The US Public Health Service also reached out to other nations saying they’d studied ethyl gasoline, and since no ill effects were found, these other countries should consider using it too. After that, the use of leaded gasoline spread across the world after a recommendation from one of the highest health authorities in the world.

Clair Patterson, PhD may have seemed like an unlikely candidate to save the day in this story. He was a geochemist who received his PhD, from the University of Chicago and then worked at Cal Tech, one of the most prestigious universities in the US. He worked on the Manhattan Project but is best known for his pioneering work in 1963 for establishing the age of the earth as being 4.5 billion years old. He was able to do this by analyzing certain isotopes of lead.

He struggled for many years with conflicting results from his research when he finally realized the problems were the result of massive environmental lead contamination.

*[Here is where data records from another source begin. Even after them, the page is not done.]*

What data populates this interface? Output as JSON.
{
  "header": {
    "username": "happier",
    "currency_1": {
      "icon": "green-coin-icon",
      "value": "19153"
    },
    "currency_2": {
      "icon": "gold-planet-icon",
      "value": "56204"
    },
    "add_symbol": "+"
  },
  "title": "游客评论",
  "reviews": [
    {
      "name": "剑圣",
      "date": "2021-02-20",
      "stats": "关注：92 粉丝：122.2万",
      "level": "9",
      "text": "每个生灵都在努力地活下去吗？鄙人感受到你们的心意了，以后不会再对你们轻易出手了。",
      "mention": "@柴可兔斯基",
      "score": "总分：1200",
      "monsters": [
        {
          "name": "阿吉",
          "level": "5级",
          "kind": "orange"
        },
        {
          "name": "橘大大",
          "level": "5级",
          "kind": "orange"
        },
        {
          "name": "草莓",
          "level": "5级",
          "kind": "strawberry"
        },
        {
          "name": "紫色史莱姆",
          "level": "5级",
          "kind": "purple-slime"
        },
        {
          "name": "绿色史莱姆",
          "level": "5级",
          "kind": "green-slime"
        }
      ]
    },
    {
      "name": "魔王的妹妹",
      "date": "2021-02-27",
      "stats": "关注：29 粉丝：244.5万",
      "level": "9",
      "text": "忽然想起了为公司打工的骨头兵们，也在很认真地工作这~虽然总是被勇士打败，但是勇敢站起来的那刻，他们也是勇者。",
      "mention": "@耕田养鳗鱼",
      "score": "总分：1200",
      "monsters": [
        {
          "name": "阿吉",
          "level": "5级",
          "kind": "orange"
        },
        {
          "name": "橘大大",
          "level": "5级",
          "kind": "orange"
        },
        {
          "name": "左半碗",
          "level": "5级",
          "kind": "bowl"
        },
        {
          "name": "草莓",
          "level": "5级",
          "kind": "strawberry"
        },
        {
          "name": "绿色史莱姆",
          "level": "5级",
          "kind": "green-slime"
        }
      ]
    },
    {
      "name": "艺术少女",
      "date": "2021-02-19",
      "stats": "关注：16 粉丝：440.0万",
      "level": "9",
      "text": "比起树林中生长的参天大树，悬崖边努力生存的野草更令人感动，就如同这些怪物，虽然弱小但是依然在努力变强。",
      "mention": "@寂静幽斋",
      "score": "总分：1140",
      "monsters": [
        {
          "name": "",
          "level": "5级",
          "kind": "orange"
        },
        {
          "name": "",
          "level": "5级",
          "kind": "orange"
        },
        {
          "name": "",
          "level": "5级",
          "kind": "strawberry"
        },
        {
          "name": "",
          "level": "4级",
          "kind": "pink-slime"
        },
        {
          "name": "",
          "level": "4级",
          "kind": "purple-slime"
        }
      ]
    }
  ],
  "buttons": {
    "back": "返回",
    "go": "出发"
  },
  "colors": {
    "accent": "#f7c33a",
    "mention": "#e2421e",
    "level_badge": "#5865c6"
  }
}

Initially he couldn’t determine the source of the lead contamination. The answer became apparent when he analyzed ancient pristine ice core samples taken in Greenland. He could clearly show how the lead levels in Greenland’s ice layers corresponded to eras such as the Roman era, the industrial revolution, and then, following the advent of leaded gasoline in the mid-1920s. Major spikes in lead concentrations occurred during these specific periods.

He also found that the amount of lead in the environment was about 80 times the amount deposited in the ocean sediments, which explained his research discrepancies in the age of the earth determination. He was the first to fully appreciate that leaded gasoline had polluted every last corner of the globe, even the most remote of areas and as a result, everyone on the planet was being exposed to industrial lead pollution with very serious health consequences.

Then came another piece of shocking news. Animals in the Staten Island Zoo were poisoned. Some of the animals died and one black leopard was paralyzed. The investigation revealed the poison was lead and that it was coming from the environment. At that time, an estimated 200,000 tons of lead were being deposited into urban environments each year and certain animals were suffering the repercussions, just like a canary in a coal mine.
In 1965, Patterson tried to draw public attention to the problem of increased lead levels in the environment and the food chain due to lead from industrial sources with the publication of his book, Contaminated and Natural Lead Environments of Man. In his effort to ensure that lead was removed from gasoline, Patterson ran up against the lobbying power of the oil and auto industries.

In an effort to preserve their profits, these industries used their powerful influence to launch a massive discrediting campaign against him and his research. Patterson was refused contracts with many research organizations, including the supposedly “neutral” United States Public Health Service. In 1971, he was also excluded from a National Research Council (NRC) panel on atmospheric lead contamination, even though he was the world’s foremost expert on the subject at that time.

Despite these massive discrediting efforts, he pursued the elimination of lead from gasoline. Finally, in 1975, the US mandated the use of unleaded gasoline to protect catalytic converters. It took another 11 years but in 1986, Patterson’s persistence caused the removal of lead from all gasoline in the US and as a result, blood lead levels in Americans dropped by 80% by the late 1990s.

This one substance, tetraethyl lead, added to gasoline, has had huge repercussions to the health of the global community. Children exposed to lead were found to have significantly decreased IQ, In one study, there was a six point difference in average IQ scores between children with the highest levels of lead in their teeth and those with the lowest levels.
By the end of the 1990s, lead was completely phased out of gasoline, replaced instead with the original alternative, alcohol.

From beginning to end, lead was used in gasoline for nearly 80 years, causing unimaginable harm to the health of everyone across the globe, especially to the children. This happened because the oil industry didn’t want to forgo a portion of its potential profits. We could have used alcohol to boost the octane level all along.

Unfortunately, this is not the only time that corporate greed has harmed public health.